= VW 276 Schlepperfahrzeug =

German tractor vehicle

The Volkswagen Type 276 Schlepperfahrzeug (tractor vehicle) was a derivative of the Type 82 Kübelwagen modified to enable it to tow a load, gun or a trailer.

The intention was to use them in units composed of two modified Schlepperfahrzeug; one towing a 7.5 cm Infanteriegeschütz 37 infantry support gun, the other an ammunition trailer laden with 16 three-round cases of AP shell, and seven men (drivers included). The Type 276 only appeared at the end of 1944 and never went into mass production.
.

==Differences==
Apart from having a standard Wehrmacht tow-hook fitted to the rear cross-body member, the Typ276 differed from the standard Typ82 on the following points:

On the first model, the rear suspension was strengthened, and the car had bigger tyres (BF 200C16) on 7.00C16 rims (with a smaller offset inwards: 13 mm. instead of 33 mm).
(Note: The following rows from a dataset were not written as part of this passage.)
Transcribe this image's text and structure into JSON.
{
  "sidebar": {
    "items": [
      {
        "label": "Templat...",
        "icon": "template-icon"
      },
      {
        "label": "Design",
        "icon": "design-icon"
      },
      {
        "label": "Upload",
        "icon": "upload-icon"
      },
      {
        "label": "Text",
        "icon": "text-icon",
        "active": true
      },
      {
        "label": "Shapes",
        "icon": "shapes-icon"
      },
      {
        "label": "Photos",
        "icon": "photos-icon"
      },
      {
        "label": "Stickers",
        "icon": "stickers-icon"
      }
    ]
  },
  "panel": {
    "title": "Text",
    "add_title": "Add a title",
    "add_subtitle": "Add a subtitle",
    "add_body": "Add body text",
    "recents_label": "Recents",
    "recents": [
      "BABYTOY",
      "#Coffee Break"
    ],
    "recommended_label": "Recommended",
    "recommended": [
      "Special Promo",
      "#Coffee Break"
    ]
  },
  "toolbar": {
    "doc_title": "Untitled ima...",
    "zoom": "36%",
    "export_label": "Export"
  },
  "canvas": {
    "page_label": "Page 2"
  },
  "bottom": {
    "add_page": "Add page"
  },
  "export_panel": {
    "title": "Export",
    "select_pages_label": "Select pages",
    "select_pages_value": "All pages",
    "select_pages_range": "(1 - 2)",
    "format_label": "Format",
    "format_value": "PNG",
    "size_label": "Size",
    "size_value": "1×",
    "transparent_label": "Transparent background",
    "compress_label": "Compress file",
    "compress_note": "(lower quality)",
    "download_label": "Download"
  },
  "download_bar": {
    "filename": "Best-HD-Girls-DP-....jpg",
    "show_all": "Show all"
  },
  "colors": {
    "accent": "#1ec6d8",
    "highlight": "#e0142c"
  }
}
These were the same tyres and rims fitted on the Typ 166 Schwimmwagen amphibious vehicle.

To improve traction which proved to be grossly inadequate when towing off-road, these Typ 276 were later fitted with different gears in the rear axle reduction boxes (14:29 = 1:2.07 instead of 15:21 = 1:1.4); this increased the ground clearance by 15 mm at the rear, brought the top speed down from 80 km/h (50 mph) to 54 km/h (34 mph) at an engine speed of 3,300 rpm, and lowered the rated mileage to 6.35 L/100km (37 mpg) on the road.

To prevent over-revving, especially when driving without a gun or trailer, the engine was fitted with a governor on the generator shaft (as fitted on the Typ155 stationary engine).

With these modifications, the drawbar pull reached, on tarmac, 700 kp when starting from a stand, and 500 kp at a speed of 8 km/h (5 mph) and the Type 276 would create a drawbar pull of about 550–650 kp at top speed.